Wortham’s discovery began by accident, when she was put in a situation where she could not have her cell phone with her. At first, she felt anxious, cut off from her digital drug. But, in time, she began to enjoy her disconnection:
Eventually, the anxiety passed. I started to see my lack of a digital connection as a reprieve. Lounging in the sun and chatting with a friend without the intrusion of texts and alerts into our lives felt positively luxurious. That night, I even switched off my phone while mingling at a house party, content to be in one place for the evening and not distracted by any indecision about whether another party posted online looked better.
Wortham recognizes that some people would not understand her experience of offline solitude:
My revelation — relearning the beauty of living in the moment, devoid of any digital link — may seem silly to people who are less attached to their devices. But for many people, smartphones and social networks have become lifelines — appendages that they are rarely without. As such, they can sway our moods, decisions and feelings.
Given what I have witnessed at Laity Lodge, where cell phones still do not work, I’d agree with Wortham that many people are so accustomed to living in fellowship with their digital devices that they don’t quite know what to do without them.
Yesterday, Wortham published a follow-up article, in which she notes and responds to some of the responses her article stirred up. “The End of the Offline World as We Know It?” She is especially intrigued by a critique from Nathan Jurgenson, a grad student in sociology at the University of Maryland. According to Jurgenson,
“This idea that we are trading the offline for the online, though it dominates how we think of the digital and the physical, is myopic. . . . It fails to capture the plain fact that our lived reality is the result of the constant interpenetration of the online and offline.

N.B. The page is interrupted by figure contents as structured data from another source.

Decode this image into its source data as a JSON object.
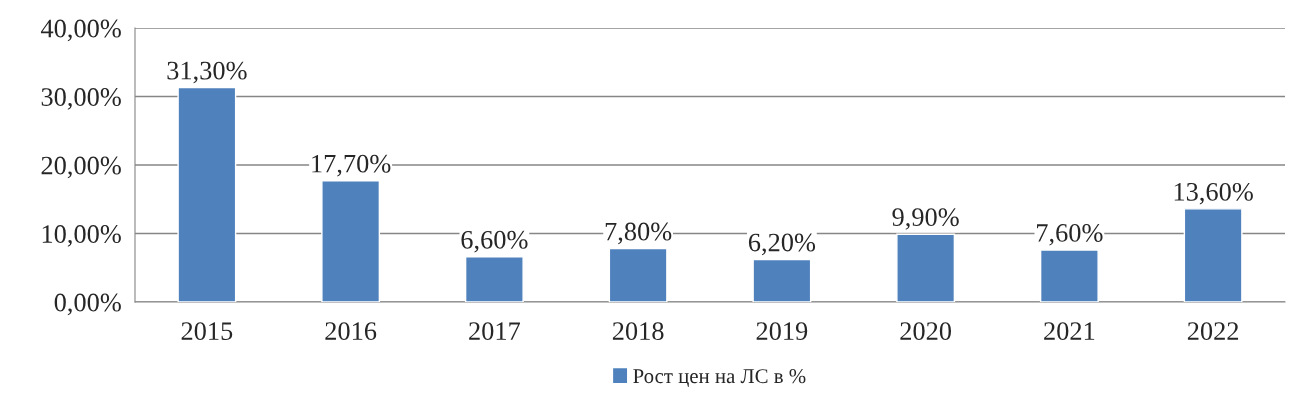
{
  "chart_data": {
    "type": "bar",
    "categories": [
      "2015",
      "2016",
      "2017",
      "2018",
      "2019",
      "2020",
      "2021",
      "2022"
    ],
    "series": [
      {
        "name": "Рост цен на ЛС в %",
        "color": "#4f81bd",
        "values": [
          31.3,
          17.7,
          6.6,
          7.8,
          6.2,
          9.9,
          7.6,
          13.6
        ],
        "value_labels": [
          "31,30%",
          "17,70%",
          "6,60%",
          "7,80%",
          "6,20%",
          "9,90%",
          "7,60%",
          "13,60%"
        ]
      }
    ],
    "ylim": [
      0,
      40
    ],
    "yticks": [
      {
        "value": 0,
        "label": "0,00%"
      },
      {
        "value": 10,
        "label": "10,00%"
      },
      {
        "value": 20,
        "label": "20,00%"
      },
      {
        "value": 30,
        "label": "30,00%"
      },
      {
        "value": 40,
        "label": "40,00%"
      }
    ],
    "grid": "y",
    "legend": "bottom"
  }
}
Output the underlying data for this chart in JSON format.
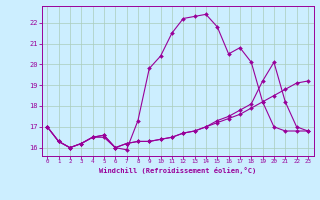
{
  "xlabel": "Windchill (Refroidissement éolien,°C)",
  "x": [
    0,
    1,
    2,
    3,
    4,
    5,
    6,
    7,
    8,
    9,
    10,
    11,
    12,
    13,
    14,
    15,
    16,
    17,
    18,
    19,
    20,
    21,
    22,
    23
  ],
  "line1": [
    17.0,
    16.3,
    16.0,
    16.2,
    16.5,
    16.5,
    16.0,
    15.9,
    17.3,
    19.8,
    20.4,
    21.5,
    22.2,
    22.3,
    22.4,
    21.8,
    20.5,
    20.8,
    20.1,
    18.2,
    17.0,
    16.8,
    16.8,
    16.8
  ],
  "line2": [
    17.0,
    16.3,
    16.0,
    16.2,
    16.5,
    16.6,
    16.0,
    16.2,
    16.3,
    16.3,
    16.4,
    16.5,
    16.7,
    16.8,
    17.0,
    17.3,
    17.5,
    17.8,
    18.1,
    19.2,
    20.1,
    18.2,
    17.0,
    16.8
  ],
  "line3": [
    17.0,
    16.3,
    16.0,
    16.2,
    16.5,
    16.6,
    16.0,
    16.2,
    16.3,
    16.3,
    16.4,
    16.5,
    16.7,
    16.8,
    17.0,
    17.2,
    17.4,
    17.6,
    17.9,
    18.2,
    18.5,
    18.8,
    19.1,
    19.2
  ],
  "line_color": "#990099",
  "bg_color": "#cceeff",
  "grid_color": "#aaccbb",
  "ylim": [
    15.6,
    22.8
  ],
  "xlim": [
    -0.5,
    23.5
  ]
}
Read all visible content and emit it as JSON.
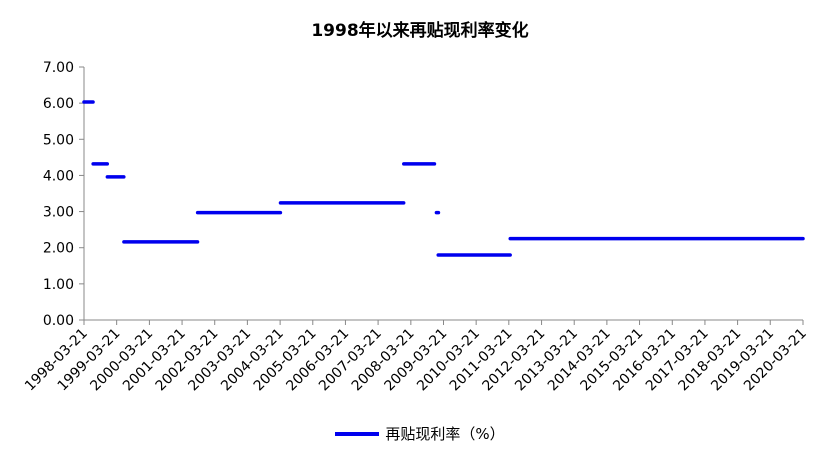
{
  "chart_data": {
    "type": "line",
    "title": "1998年以来再贴现利率变化",
    "xlabel": "",
    "ylabel": "",
    "ylim": [
      0,
      7
    ],
    "y_ticks": [
      "0.00",
      "1.00",
      "2.00",
      "3.00",
      "4.00",
      "5.00",
      "6.00",
      "7.00"
    ],
    "x_ticks": [
      "1998-03-21",
      "1999-03-21",
      "2000-03-21",
      "2001-03-21",
      "2002-03-21",
      "2003-03-21",
      "2004-03-21",
      "2005-03-21",
      "2006-03-21",
      "2007-03-21",
      "2008-03-21",
      "2009-03-21",
      "2010-03-21",
      "2011-03-21",
      "2012-03-21",
      "2013-03-21",
      "2014-03-21",
      "2015-03-21",
      "2016-03-21",
      "2017-03-21",
      "2018-03-21",
      "2019-03-21",
      "2020-03-21"
    ],
    "grid": false,
    "legend_position": "bottom",
    "series": [
      {
        "name": "再贴现利率（%）",
        "color": "#0000ee",
        "segments": [
          {
            "from": "1998-03-21",
            "to": "1998-06-30",
            "value": 6.03
          },
          {
            "from": "1998-07-01",
            "to": "1998-12-06",
            "value": 4.32
          },
          {
            "from": "1998-12-07",
            "to": "1999-06-09",
            "value": 3.96
          },
          {
            "from": "1999-06-10",
            "to": "2001-09-10",
            "value": 2.16
          },
          {
            "from": "2001-09-11",
            "to": "2004-03-24",
            "value": 2.97
          },
          {
            "from": "2004-03-25",
            "to": "2008-01-01",
            "value": 3.24
          },
          {
            "from": "2008-01-02",
            "to": "2008-12-10",
            "value": 4.32
          },
          {
            "from": "2009-01-01",
            "to": "2009-01-20",
            "value": 2.97
          },
          {
            "from": "2009-01-21",
            "to": "2011-04-05",
            "value": 1.8
          },
          {
            "from": "2011-04-06",
            "to": "2020-03-21",
            "value": 2.25
          }
        ]
      }
    ]
  }
}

“It’s not real unless it’s on Google pics or it didn’t happen. . . . We aren’t friends until we are Facebook friends. We have come to understand more and more of our lives through the logic of digital connection. Social media is more than something we log into; it is something we carry within us. We can’t log off.”
Is this true? Is this true for you? Or is Jurgenson speaking for himself and his generation? Or is he simply a grad student who needs to get a life? What do you think?
If you’re someone who regularly connects online, have you tried to disconnect for a while? What happens when you do this?